Так и не разглаженная складочка стала еще больше и глубже.
— И ты теперь уверена и довольна?
— Да. Да! А почему бы мне оставаться недовольной? — Аня приблизилась и опустилась перед Богданом на песок. — У меня есть семья: муж, дочь. И любовник, с которым я провожу время, забыв обо всех. Он должен радоваться.
— Радоваться? — Богдан воскликнул громко, резко, так, что Аня изумленно отдернула руку. — Думаешь, мне доставляет удовольствие дурачить твоего мужа, обладать тобой вопреки ему? Я хочу, чтобы его не существовало! Чтобы ты была только моей!
Аня зябко поежилась и горько усмехнулась:
— Где же ты был раньше? — и тут же испугалась своих слов, виновато прикрыла рот ладонью. — Прости! Я случайно! Только в моих фантазиях ты обязательно должен был примчаться ко мне. Но ты-то не думал, что должен. И был прав. Все и так складывалось очень хорошо.
Аня замолчала, опустила глаза и, словно смущенный ребенок, принялась что-то чертить на песке. Богдан некоторое время смотрел на нее.
Он не раздумывал, не искал решений, просто любовался ею, а потом на удивление робко провел по ее волосам. Она поймала его руку, прижалась к ней, потерлась щекой, будто ласковая кошка, и наконец прикоснулась полуоткрытыми губами чувственно и нежно.
Она заснула тихо и незаметно. Дыхание успокоилось, выровнялось, лицо разгладилось, а несомкнутые губы по-прежнему непреодолимо манили к себе. Но Богдан не хотел ее будить, хотя, казалось, никогда не желал ее так, как сейчас. Он даже не разрешал себе дотронуться до Ани рукой. Он позволил себе только смотреть, и его взгляд то молниеносно быстро, то нескончаемо медленно скользил по ее телу и жадно приникал к губам. Он испытывал сладкий трепет владеющих им желаний, он переставал видеть, слышать, воспринимая себя через дрожь неудержимых чувств.
Он не мог выдержать этого долго, откинулся, совершенно обессилев, и, приходя в себя, все явственней слышал мучительный вопрос: «Почему я не примчался к тебе?»

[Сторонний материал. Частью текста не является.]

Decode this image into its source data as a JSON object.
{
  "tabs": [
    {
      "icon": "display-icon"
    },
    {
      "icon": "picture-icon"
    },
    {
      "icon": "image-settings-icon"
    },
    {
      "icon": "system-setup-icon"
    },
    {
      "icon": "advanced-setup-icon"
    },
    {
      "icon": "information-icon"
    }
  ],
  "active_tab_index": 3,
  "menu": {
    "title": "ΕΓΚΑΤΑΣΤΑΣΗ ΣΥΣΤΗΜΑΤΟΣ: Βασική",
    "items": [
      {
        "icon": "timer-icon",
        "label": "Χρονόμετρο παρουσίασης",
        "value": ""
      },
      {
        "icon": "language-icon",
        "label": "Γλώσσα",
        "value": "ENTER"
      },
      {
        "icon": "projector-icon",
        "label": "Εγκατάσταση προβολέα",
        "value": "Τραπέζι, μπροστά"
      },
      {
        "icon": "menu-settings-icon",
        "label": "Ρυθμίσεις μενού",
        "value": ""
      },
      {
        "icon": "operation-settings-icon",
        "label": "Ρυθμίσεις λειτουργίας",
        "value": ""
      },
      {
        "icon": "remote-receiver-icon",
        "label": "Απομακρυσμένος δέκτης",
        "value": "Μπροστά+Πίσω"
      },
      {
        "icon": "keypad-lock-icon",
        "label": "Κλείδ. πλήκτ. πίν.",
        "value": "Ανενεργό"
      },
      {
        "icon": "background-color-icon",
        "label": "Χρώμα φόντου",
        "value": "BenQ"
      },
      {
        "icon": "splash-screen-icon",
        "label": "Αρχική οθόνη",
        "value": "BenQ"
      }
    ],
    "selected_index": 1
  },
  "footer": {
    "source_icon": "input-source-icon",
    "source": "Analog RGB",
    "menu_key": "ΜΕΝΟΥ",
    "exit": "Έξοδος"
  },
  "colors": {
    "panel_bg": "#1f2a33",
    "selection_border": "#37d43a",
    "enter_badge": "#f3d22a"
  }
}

Наивная девочка, ласковый котенок, я так беспечно старался забыть о тебе! Я отпустил тебя, хотя с самого начала знал, что не должен это делать. Я легкомысленно попрощался с тобой, не догадываясь, что ты значишь для меня. Я хотел успокоиться и жить как обычно, без тебя. А все было так просто: пару суток на поезде. Почему я не примчался к тебе?

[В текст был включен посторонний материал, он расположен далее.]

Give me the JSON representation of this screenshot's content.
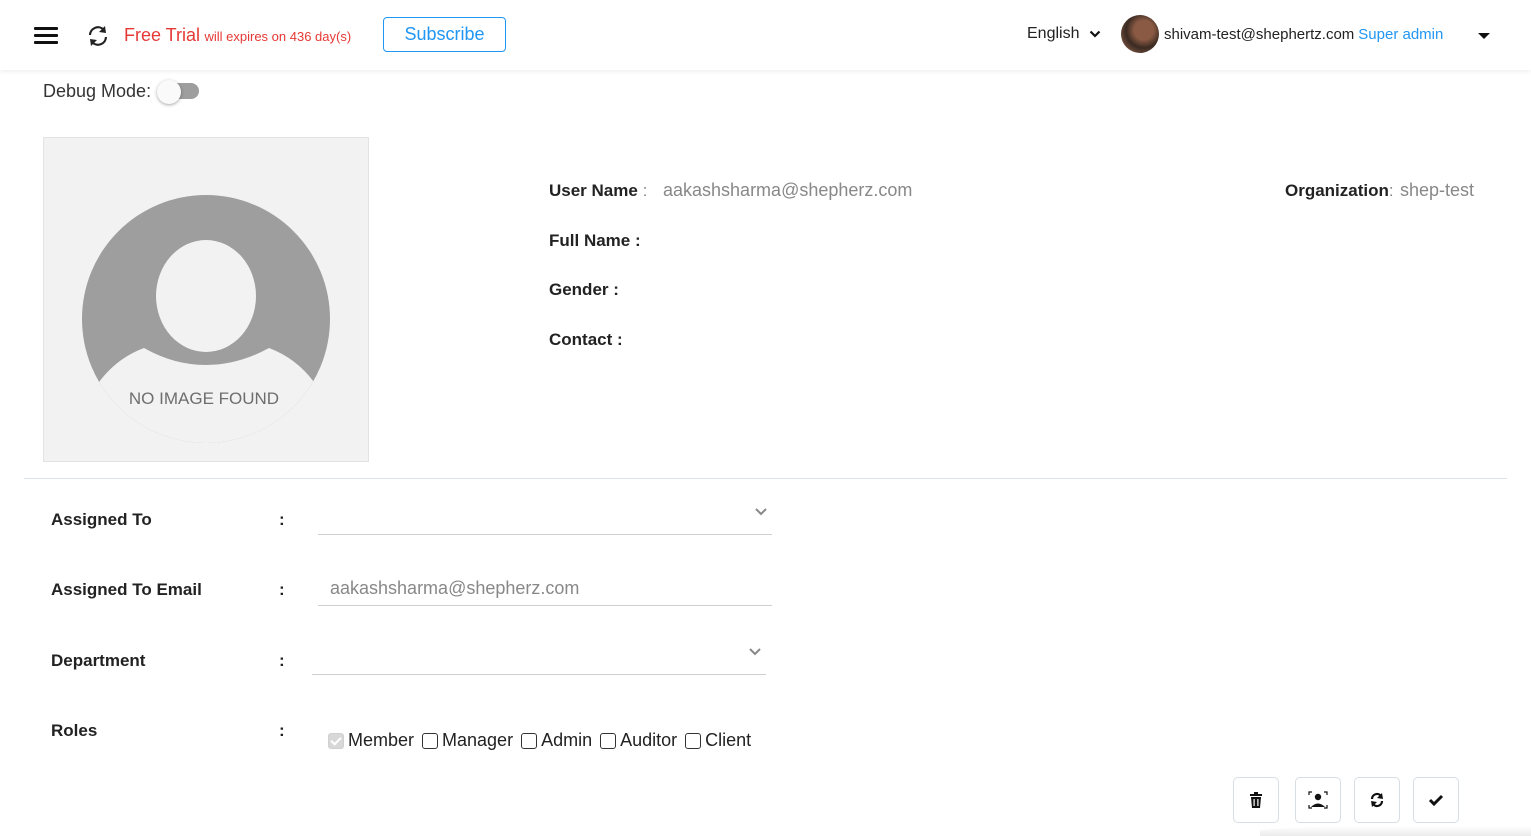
{
  "header": {
    "trial_title": "Free Trial",
    "trial_detail": "will expires on 436 day(s)",
    "subscribe_label": "Subscribe",
    "language": "English",
    "user_email": "shivam-test@shephertz.com",
    "user_role": "Super admin",
    "icons": {
      "menu": "hamburger-menu-icon",
      "sync": "sync-icon",
      "language_caret": "chevron-down-icon",
      "user_caret": "caret-down-icon"
    }
  },
  "debug": {
    "label": "Debug Mode:",
    "enabled": false
  },
  "profile": {
    "placeholder_text": "NO IMAGE FOUND",
    "user_name_label": "User Name",
    "user_name_value": "aakashsharma@shepherz.com",
    "full_name_label": "Full Name :",
    "full_name_value": "",
    "gender_label": "Gender :",
    "gender_value": "",
    "contact_label": "Contact :",
    "contact_value": "",
    "organization_label": "Organization",
    "organization_value": "shep-test"
  },
  "form": {
    "colon": ":",
    "assigned_to": {
      "label": "Assigned To",
      "value": ""
    },
    "assigned_to_email": {
      "label": "Assigned To Email",
      "value": "aakashsharma@shepherz.com"
    },
    "department": {
      "label": "Department",
      "value": ""
    },
    "roles": {
      "label": "Roles",
      "options": [
        {
          "label": "Member",
          "checked": true,
          "disabled": true
        },
        {
          "label": "Manager",
          "checked": false,
          "disabled": false
        },
        {
          "label": "Admin",
          "checked": false,
          "disabled": false
        },
        {
          "label": "Auditor",
          "checked": false,
          "disabled": false
        },
        {
          "label": "Client",
          "checked": false,
          "disabled": false
        }
      ]
    }
  },
  "actions": [
    {
      "name": "delete",
      "icon": "trash-icon"
    },
    {
      "name": "face-scan",
      "icon": "face-scan-icon"
    },
    {
      "name": "refresh",
      "icon": "refresh-icon"
    },
    {
      "name": "save",
      "icon": "check-icon"
    }
  ],
  "colors": {
    "accent": "#2196f3",
    "trial_red": "#e53935",
    "placeholder_gray": "#9e9e9e"
  }
}
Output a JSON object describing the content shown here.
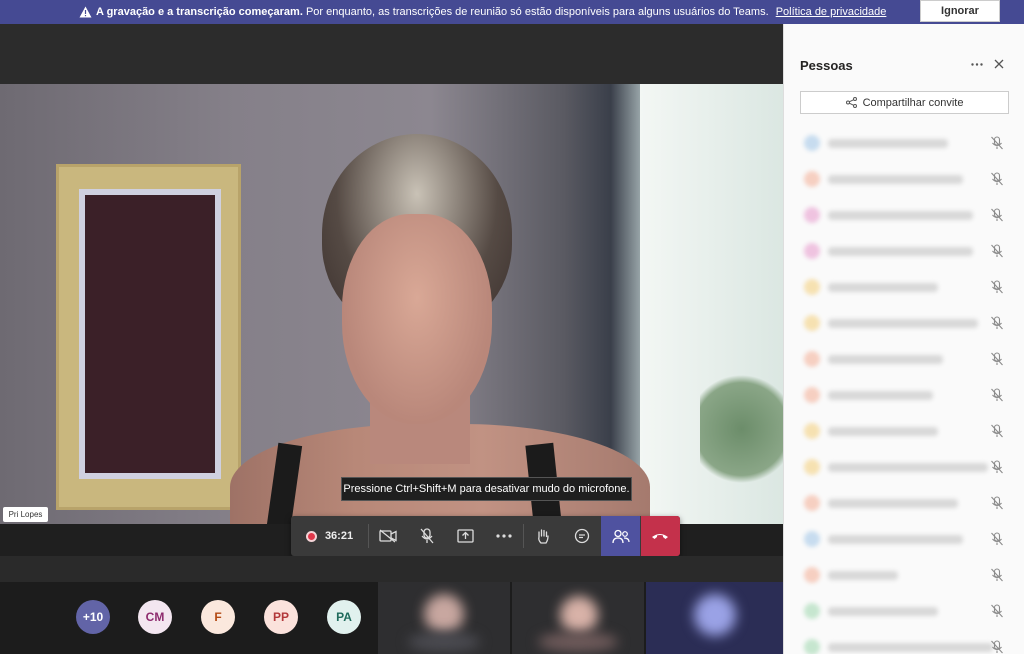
{
  "banner": {
    "bold_text": "A gravação e a transcrição começaram.",
    "text": "Por enquanto, as transcrições de reunião só estão disponíveis para alguns usuários do Teams.",
    "link": "Política de privacidade",
    "ignore_label": "Ignorar"
  },
  "stage": {
    "participant_name": "Pri Lopes",
    "tooltip": "Pressione Ctrl+Shift+M para desativar mudo do microfone."
  },
  "controls": {
    "timer": "36:21",
    "icons": [
      "camera-off-icon",
      "mic-off-icon",
      "share-screen-icon",
      "more-icon",
      "raise-hand-icon",
      "chat-icon",
      "people-icon",
      "hangup-icon"
    ],
    "colors": {
      "people_active": "#4f52a0",
      "hangup": "#c4314b",
      "record": "#e0374a"
    }
  },
  "gallery": {
    "avatars": [
      {
        "initials": "+10",
        "bg": "#6264a7",
        "fg": "#ffffff"
      },
      {
        "initials": "CM",
        "bg": "#f3e6f0",
        "fg": "#8e2b6e"
      },
      {
        "initials": "F",
        "bg": "#fbe8dd",
        "fg": "#b34a14"
      },
      {
        "initials": "PP",
        "bg": "#fbe2dc",
        "fg": "#b2383a"
      },
      {
        "initials": "PA",
        "bg": "#e1f1ee",
        "fg": "#1f6b5c"
      }
    ]
  },
  "panel": {
    "title": "Pessoas",
    "share_label": "Compartilhar convite",
    "rows": [
      {
        "color": "#c7dcef",
        "w": 120
      },
      {
        "color": "#f6cfc1",
        "w": 135
      },
      {
        "color": "#efc3e0",
        "w": 145
      },
      {
        "color": "#efc3e0",
        "w": 145
      },
      {
        "color": "#f6e1b1",
        "w": 110
      },
      {
        "color": "#f6e1b1",
        "w": 150
      },
      {
        "color": "#f6cfc1",
        "w": 115
      },
      {
        "color": "#f6cfc1",
        "w": 105
      },
      {
        "color": "#f6e1b1",
        "w": 110
      },
      {
        "color": "#f6e1b1",
        "w": 160
      },
      {
        "color": "#f6cfc1",
        "w": 130
      },
      {
        "color": "#c7dcef",
        "w": 135
      },
      {
        "color": "#f6cfc1",
        "w": 70
      },
      {
        "color": "#c6e6cf",
        "w": 110
      },
      {
        "color": "#c6e6cf",
        "w": 165
      }
    ]
  }
}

Аня спала недолго, быстро проснулась, он впервые видел ее пробуждение. Сначала она сжалась в мягкий маленький комок, потом распрямилась, вытянулась. От нее исходило безмятежное тепло сна.
— Я спала, да? — спросила чуть хрипловатым и бесконечно теплым голосом, положила голову Богдану на плечо — пушистые волосы защекотали кожу, и опять затихла.

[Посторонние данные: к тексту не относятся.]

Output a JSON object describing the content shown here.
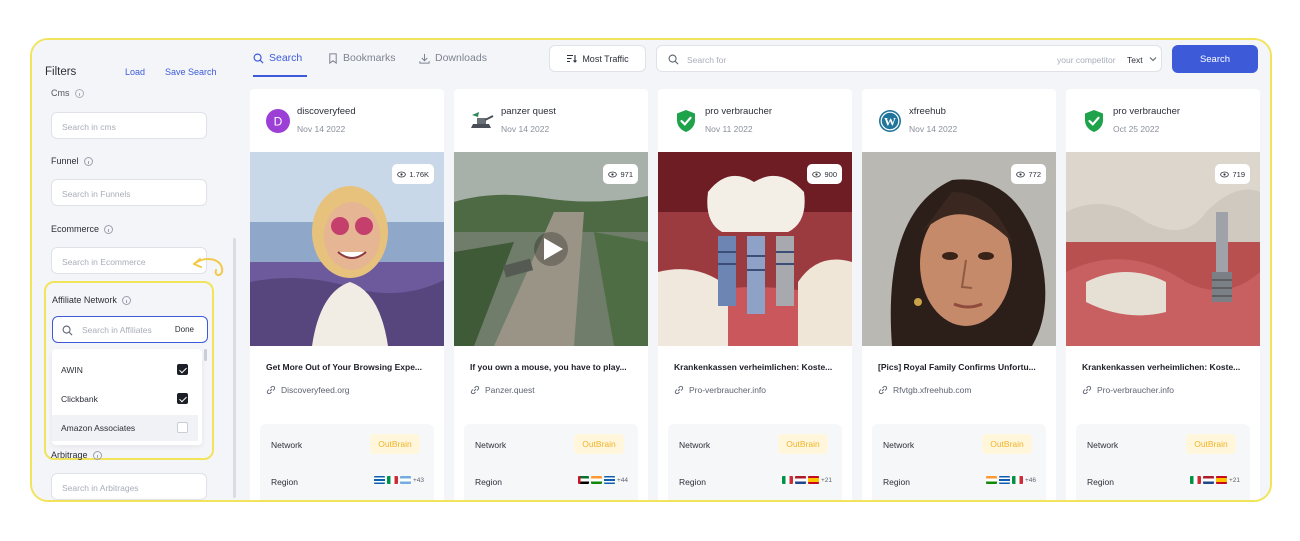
{
  "sidebar": {
    "title": "Filters",
    "load_label": "Load",
    "save_search_label": "Save Search",
    "cms": {
      "label": "Cms",
      "placeholder": "Search in cms"
    },
    "funnel": {
      "label": "Funnel",
      "placeholder": "Search in Funnels"
    },
    "ecommerce": {
      "label": "Ecommerce",
      "placeholder": "Search in Ecommerce"
    },
    "affiliate": {
      "label": "Affiliate Network",
      "placeholder": "Search in Affiliates",
      "done_label": "Done",
      "options": [
        {
          "label": "AWIN",
          "checked": true
        },
        {
          "label": "Clickbank",
          "checked": true
        },
        {
          "label": "Amazon Associates",
          "checked": false
        }
      ]
    },
    "arbitrage": {
      "label": "Arbitrage",
      "placeholder": "Search in Arbitrages"
    }
  },
  "topbar": {
    "tabs": [
      {
        "label": "Search",
        "active": true,
        "icon": "search-icon"
      },
      {
        "label": "Bookmarks",
        "active": false,
        "icon": "bookmark-icon"
      },
      {
        "label": "Downloads",
        "active": false,
        "icon": "download-icon"
      }
    ],
    "sort_label": "Most Traffic",
    "search_placeholder": "Search for",
    "search_hint": "your competitor",
    "search_type": "Text",
    "search_button": "Search"
  },
  "cards": [
    {
      "name": "discoveryfeed",
      "date": "Nov 14 2022",
      "views": "1.76K",
      "title": "Get More Out of Your Browsing Expe...",
      "domain": "Discoveryfeed.org",
      "network_label": "Network",
      "network": "OutBrain",
      "region_label": "Region",
      "more": "+43",
      "avatar": "letter-d",
      "avatar_letter": "D",
      "flags": [
        "gr",
        "it",
        "ar"
      ]
    },
    {
      "name": "panzer quest",
      "date": "Nov 14 2022",
      "views": "971",
      "title": "If you own a mouse, you have to play...",
      "domain": "Panzer.quest",
      "network_label": "Network",
      "network": "OutBrain",
      "region_label": "Region",
      "more": "+44",
      "avatar": "tank-logo",
      "flags": [
        "ae",
        "in",
        "gr"
      ]
    },
    {
      "name": "pro verbraucher",
      "date": "Nov 11 2022",
      "views": "900",
      "title": "Krankenkassen verheimlichen: Koste...",
      "domain": "Pro-verbraucher.info",
      "network_label": "Network",
      "network": "OutBrain",
      "region_label": "Region",
      "more": "+21",
      "avatar": "shield-check-icon",
      "flags": [
        "it",
        "nl",
        "es"
      ]
    },
    {
      "name": "xfreehub",
      "date": "Nov 14 2022",
      "views": "772",
      "title": "[Pics] Royal Family Confirms Unfortu...",
      "domain": "Rfvtgb.xfreehub.com",
      "network_label": "Network",
      "network": "OutBrain",
      "region_label": "Region",
      "more": "+46",
      "avatar": "wordpress-icon",
      "flags": [
        "in",
        "gr",
        "it"
      ]
    },
    {
      "name": "pro verbraucher",
      "date": "Oct 25 2022",
      "views": "719",
      "title": "Krankenkassen verheimlichen: Koste...",
      "domain": "Pro-verbraucher.info",
      "network_label": "Network",
      "network": "OutBrain",
      "region_label": "Region",
      "more": "+21",
      "avatar": "shield-check-icon",
      "flags": [
        "it",
        "nl",
        "es"
      ]
    }
  ],
  "colors": {
    "accent": "#3d5bd9",
    "highlight": "#f2e45a",
    "badge_text": "#f0b429",
    "badge_bg": "#fff6dc"
  }
}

Ночь подходила к концу, в ее пока господствующую черноту уже робко проникал свет будущего дня, лишая окружающий мир таинственной призрачности и скрытности. Незаметно менялись ароматы и звуки, чувствовалось приближающееся утро.
Богдан лежал, беззаботно закинув за голову руки, ни о чем не думая, ощущая только себя, и смотрел на Аню. Она стояла рядом в длинном светлом платье и словно светилась в темноте. Прохладный утренний ветер играл почти невесомой тканью и легкими волосами. Но Богдан не хотел делить ее даже с ветром.